The Chancellor told Times Radio on Monday she agreed with the International Monetary Fund’s suggestion that the Office for Budget Responsibility should only assess the Government’s so-called fiscal rules once a year.

It comes as the OBR is expected to downgrade its key productivity forecast this week, leaving Reeves on track to break her fiscal rules and making big tax rises inevitable.

The OBR has consistently overestimated long-term growth in productivity – the amount of output per hour worked – which has remained stubbornly low despite advances in technology.

Experts says even a tiny reduction in the OBR’s forecast would have a big impact on the public finances.

Reeves said: ‘The IMF have said that we should move to just one major fiscal event a year, and I agree with their recommendations.

Rachel Reeves will receive fresh OBR forecasts ahead of her 26 November Budget

Rachel Reeves will receive fresh OBR forecasts ahead of her 26 November Budget 

‘And to be able to do that, we do need to change the way that the OBR do their forecasting.

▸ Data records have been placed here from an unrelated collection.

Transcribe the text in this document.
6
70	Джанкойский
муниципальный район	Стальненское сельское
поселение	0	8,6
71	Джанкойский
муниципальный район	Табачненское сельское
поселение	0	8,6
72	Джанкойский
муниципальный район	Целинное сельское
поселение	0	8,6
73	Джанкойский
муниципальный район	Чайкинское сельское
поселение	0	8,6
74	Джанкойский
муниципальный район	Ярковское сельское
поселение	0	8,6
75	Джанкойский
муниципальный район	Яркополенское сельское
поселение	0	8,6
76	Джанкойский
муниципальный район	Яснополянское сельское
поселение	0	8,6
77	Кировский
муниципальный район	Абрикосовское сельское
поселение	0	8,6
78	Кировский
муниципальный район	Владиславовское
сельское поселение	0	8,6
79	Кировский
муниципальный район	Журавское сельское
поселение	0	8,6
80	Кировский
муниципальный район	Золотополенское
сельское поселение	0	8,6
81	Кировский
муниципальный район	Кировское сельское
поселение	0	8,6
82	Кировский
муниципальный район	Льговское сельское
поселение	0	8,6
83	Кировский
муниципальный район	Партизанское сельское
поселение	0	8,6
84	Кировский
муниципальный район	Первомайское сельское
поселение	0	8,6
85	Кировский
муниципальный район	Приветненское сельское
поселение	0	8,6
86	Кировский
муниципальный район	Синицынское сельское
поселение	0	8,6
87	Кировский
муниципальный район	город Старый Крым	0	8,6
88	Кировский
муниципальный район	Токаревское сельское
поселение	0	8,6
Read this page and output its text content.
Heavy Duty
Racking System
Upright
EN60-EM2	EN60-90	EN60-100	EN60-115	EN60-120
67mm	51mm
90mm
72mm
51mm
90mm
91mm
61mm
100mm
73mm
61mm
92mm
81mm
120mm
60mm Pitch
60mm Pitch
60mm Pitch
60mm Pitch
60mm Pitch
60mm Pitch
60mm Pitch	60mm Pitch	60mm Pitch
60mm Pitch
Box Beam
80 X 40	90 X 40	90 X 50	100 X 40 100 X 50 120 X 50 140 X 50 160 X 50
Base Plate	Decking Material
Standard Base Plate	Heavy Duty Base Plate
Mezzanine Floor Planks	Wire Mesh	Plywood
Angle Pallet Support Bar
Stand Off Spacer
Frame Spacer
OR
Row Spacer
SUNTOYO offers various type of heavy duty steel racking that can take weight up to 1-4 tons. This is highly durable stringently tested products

Two full forecasts a year make it harder to have that one fiscal event.’

The OBR provides forecasts on economic measures like GDP growth, public spending and debt before each fiscal event, and a judges whether the government is on track to meet its fiscal rules.

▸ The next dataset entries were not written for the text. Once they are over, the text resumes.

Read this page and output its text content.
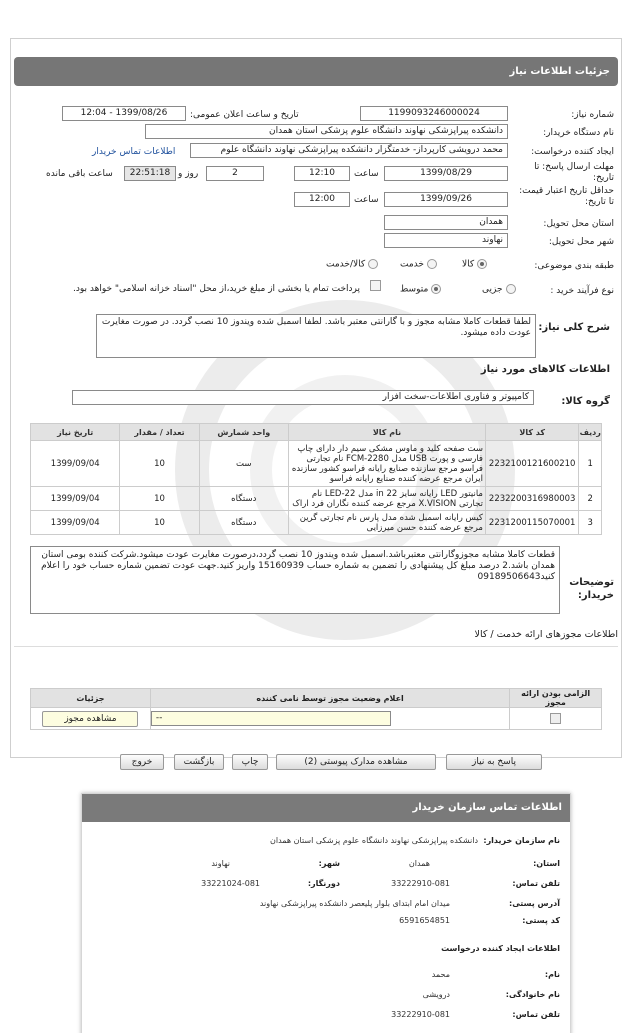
جزئیات اطلاعات نیاز
شماره نیاز:
1199093246000024
تاریخ و ساعت اعلان عمومی:
1399/08/26 - 12:04
نام دستگاه خریدار:
دانشکده پیراپزشکی نهاوند دانشگاه علوم پزشکی استان همدان
ایجاد کننده درخواست:
محمد درویشی کارپرداز- خدمتگزار دانشکده پیراپزشکی نهاوند دانشگاه علوم
اطلاعات تماس خریدار
مهلت ارسال پاسخ: تا تاریخ:
1399/08/29
ساعت
12:10
2
روز و
22:51:18
ساعت باقی مانده
حداقل تاریخ اعتبار قیمت: تا تاریخ:
1399/09/26
ساعت
12:00
استان محل تحویل:
همدان
شهر محل تحویل:
نهاوند
طبقه بندی موضوعی:
کالا
خدمت
کالا/خدمت
نوع فرآیند خرید :
جزیی
متوسط
پرداخت تمام یا بخشی از مبلغ خرید،از محل "اسناد خزانه اسلامی" خواهد بود.
شرح کلی نیاز:
لطفا قطعات کاملا مشابه مجوز و با گارانتی معتبر باشد. لطفا اسمبل شده ویندوز 10 نصب گردد. در صورت مغایرت عودت داده میشود.
اطلاعات کالاهای مورد نیاز
گروه کالا:
کامپیوتر و فناوری اطلاعات-سخت افزار
ردیف	کد کالا	نام کالا	واحد شمارش	تعداد / مقدار	تاریخ نیاز
1	2232100121600210	ست صفحه کلید و ماوس مشکی سیم دار دارای چاپ فارسی و پورت USB مدل FCM-2280 نام تجارتی فراسو مرجع سازنده صنایع رایانه فراسو کشور سازنده ایران مرجع عرضه کننده صنایع رایانه فراسو	ست	10	1399/09/04
2	2232200316980003	مانیتور LED رایانه سایز 22 in مدل LED-22 نام تجارتی X.VISION مرجع عرضه کننده نگاران فرد اراک	دستگاه	10	1399/09/04
3	2231200115070001	کیس رایانه اسمبل شده مدل پارس نام تجارتی گرین مرجع عرضه کننده حسن میرزایی	دستگاه	10	1399/09/04
توضیحات خریدار:
قطعات کاملا مشابه مجوزوگارانتی معتبرباشد.اسمبل شده ویندوز 10 نصب گردد،درصورت مغایرت عودت میشود.شرکت کننده بومی استان همدان باشد.2 درصد مبلغ کل پیشنهادی را تضمین به شماره حساب 15160939 واریز کنید.جهت عودت تضمین شماره حساب خود را اعلام کنید09189506643
اطلاعات مجوزهای ارائه خدمت / کالا
الزامی بودن ارائه مجوز	اعلام وضعیت مجوز توسط نامی کننده	جزئیات

	--	مشاهده مجوز
پاسخ به نیاز
مشاهده مدارک پیوستی (2)
چاپ
بازگشت
خروج
اطلاعات تماس سازمان خریدار
نام سازمان خریدار:
دانشکده پیراپزشکی نهاوند دانشگاه علوم پزشکی استان همدان
استان:
همدان
شهر:
نهاوند
تلفن تماس:
33222910-081
دورنگار:
33221024-081
آدرس پستی:
میدان امام ابتدای بلوار پلیعصر دانشکده پیراپزشکی نهاوند
کد پستی:
6591654851
اطلاعات ایجاد کننده درخواست
نام:
محمد
نام خانوادگی:
درویشی
تلفن تماس:
33222910-081
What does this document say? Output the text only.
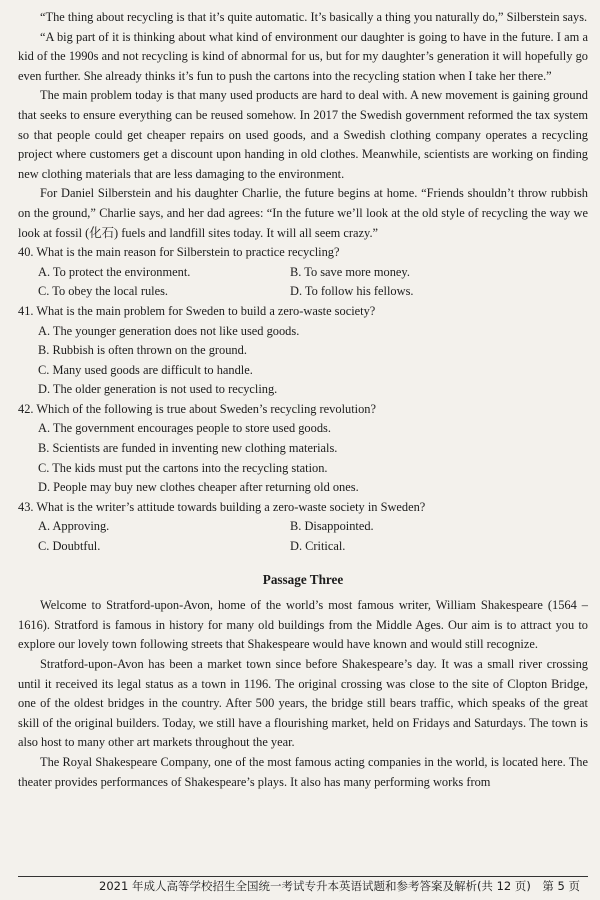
“The thing about recycling is that it’s quite automatic. It’s basically a thing you naturally do,” Silberstein says.

“A big part of it is thinking about what kind of environment our daughter is going to have in the future. I am a kid of the 1990s and not recycling is kind of abnormal for us, but for my daughter’s generation it will hopefully go even further. She already thinks it’s fun to push the cartons into the recycling station when I take her there.”

The main problem today is that many used products are hard to deal with. A new movement is gaining ground that seeks to ensure everything can be reused somehow. In 2017 the Swedish government reformed the tax system so that people could get cheaper repairs on used goods, and a Swedish clothing company operates a recycling project where customers get a discount upon handing in old clothes. Meanwhile, scientists are working on finding new clothing materials that are less damaging to the environment.

For Daniel Silberstein and his daughter Charlie, the future begins at home. “Friends shouldn’t throw rubbish on the ground,” Charlie says, and her dad agrees: “In the future we’ll look at the old style of recycling the way we look at fossil (化石) fuels and landfill sites today. It will all seem crazy.”

40. What is the main reason for Silberstein to practice recycling?

A. To protect the environment.	B. To save more money.
C. To obey the local rules.	D. To follow his fellows.

41. What is the main problem for Sweden to build a zero-waste society?

A. The younger generation does not like used goods.

B. Rubbish is often thrown on the ground.

C. Many used goods are difficult to handle.

D. The older generation is not used to recycling.

42. Which of the following is true about Sweden’s recycling revolution?

A. The government encourages people to store used goods.

B. Scientists are funded in inventing new clothing materials.

C. The kids must put the cartons into the recycling station.

D. People may buy new clothes cheaper after returning old ones.

43. What is the writer’s attitude towards building a zero-waste society in Sweden?

A. Approving.	B. Disappointed.
C. Doubtful.	D. Critical.
Passage Three

Welcome to Stratford-upon-Avon, home of the world’s most famous writer, William Shakespeare (1564 – 1616). Stratford is famous in history for many old buildings from the Middle Ages. Our aim is to attract you to explore our lovely town following streets that Shakespeare would have known and would still recognize.

Stratford-upon-Avon has been a market town since before Shakespeare’s day. It was a small river crossing until it received its legal status as a town in 1196. The original crossing was close to the site of Clopton Bridge, one of the oldest bridges in the country. After 500 years, the bridge still bears traffic, which speaks of the great skill of the original builders. Today, we still have a flourishing market, held on Fridays and Saturdays. The town is also host to many other art markets throughout the year.

The Royal Shakespeare Company, one of the most famous acting companies in the world, is located here. The theater provides performances of Shakespeare’s plays. It also has many performing works from

2021 年成人高等学校招生全国统一考试专升本英语试题和参考答案及解析(共 12 页)　第 5 页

This includes calculating the ‘headroom’ the Chancellor has to adjust spending plans.

At the time of the March spring statement, Reeves had an estimated £9.9billion of headroom to meet the fiscal rules. This is low by historic standards.

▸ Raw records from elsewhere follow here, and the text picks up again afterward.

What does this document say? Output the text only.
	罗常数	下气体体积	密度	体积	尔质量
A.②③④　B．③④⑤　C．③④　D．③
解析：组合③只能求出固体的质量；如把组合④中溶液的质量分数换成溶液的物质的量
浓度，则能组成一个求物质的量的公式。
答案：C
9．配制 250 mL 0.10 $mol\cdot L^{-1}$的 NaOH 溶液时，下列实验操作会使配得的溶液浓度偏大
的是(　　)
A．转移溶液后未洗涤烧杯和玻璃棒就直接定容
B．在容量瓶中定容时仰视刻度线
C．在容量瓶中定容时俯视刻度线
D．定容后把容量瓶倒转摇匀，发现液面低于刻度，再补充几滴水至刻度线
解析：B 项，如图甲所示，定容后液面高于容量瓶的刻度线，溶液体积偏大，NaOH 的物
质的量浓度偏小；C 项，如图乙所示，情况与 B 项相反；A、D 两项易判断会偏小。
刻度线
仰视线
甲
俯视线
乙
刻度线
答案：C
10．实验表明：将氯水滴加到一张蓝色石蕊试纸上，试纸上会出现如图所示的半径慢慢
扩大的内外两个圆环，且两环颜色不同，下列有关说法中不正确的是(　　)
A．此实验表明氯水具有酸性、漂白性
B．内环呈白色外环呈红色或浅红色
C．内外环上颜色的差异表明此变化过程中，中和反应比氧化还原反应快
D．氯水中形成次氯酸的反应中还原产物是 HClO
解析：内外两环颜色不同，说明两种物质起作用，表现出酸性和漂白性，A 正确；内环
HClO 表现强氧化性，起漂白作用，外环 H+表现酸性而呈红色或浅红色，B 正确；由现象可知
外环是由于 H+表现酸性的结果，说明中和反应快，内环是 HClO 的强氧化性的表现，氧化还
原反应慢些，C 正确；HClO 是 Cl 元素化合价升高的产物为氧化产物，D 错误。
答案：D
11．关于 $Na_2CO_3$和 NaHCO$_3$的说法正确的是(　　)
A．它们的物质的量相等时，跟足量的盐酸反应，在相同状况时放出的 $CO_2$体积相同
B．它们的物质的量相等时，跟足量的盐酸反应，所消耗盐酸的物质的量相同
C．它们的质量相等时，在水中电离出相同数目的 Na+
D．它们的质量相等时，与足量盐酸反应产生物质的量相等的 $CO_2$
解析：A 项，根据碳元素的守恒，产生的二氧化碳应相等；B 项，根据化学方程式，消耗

The IMF says halving the number of OBR forecasts a year would give the Government greater flexibility in policy-making and reduce pressure to make rapid, often reversed, spending cuts following forecast changes.

The OBR was established in 2010 to provide markets with confidence that UK economic policy is underpinned by independent analysis.

It has been attacked by some MPs who accuse the OBR of being overly pessimistic and therefore unnecessarily hampering the capacity for Government’s to make changes to fiscal policy.

However, chair of the Treasury select committee of the House of Commons Meg Hillier warned earlier this month that to blame the OBR for the UK’s economic outlook ‘is like a farmer blaming Met Office weather forecasts for a weak harvest’.

She wrote in the Financial Times: ‘The OBR is not the architect of the government’s fiscal rules; it is the Chancellor who designs the rules she will need her economic plans to meet.’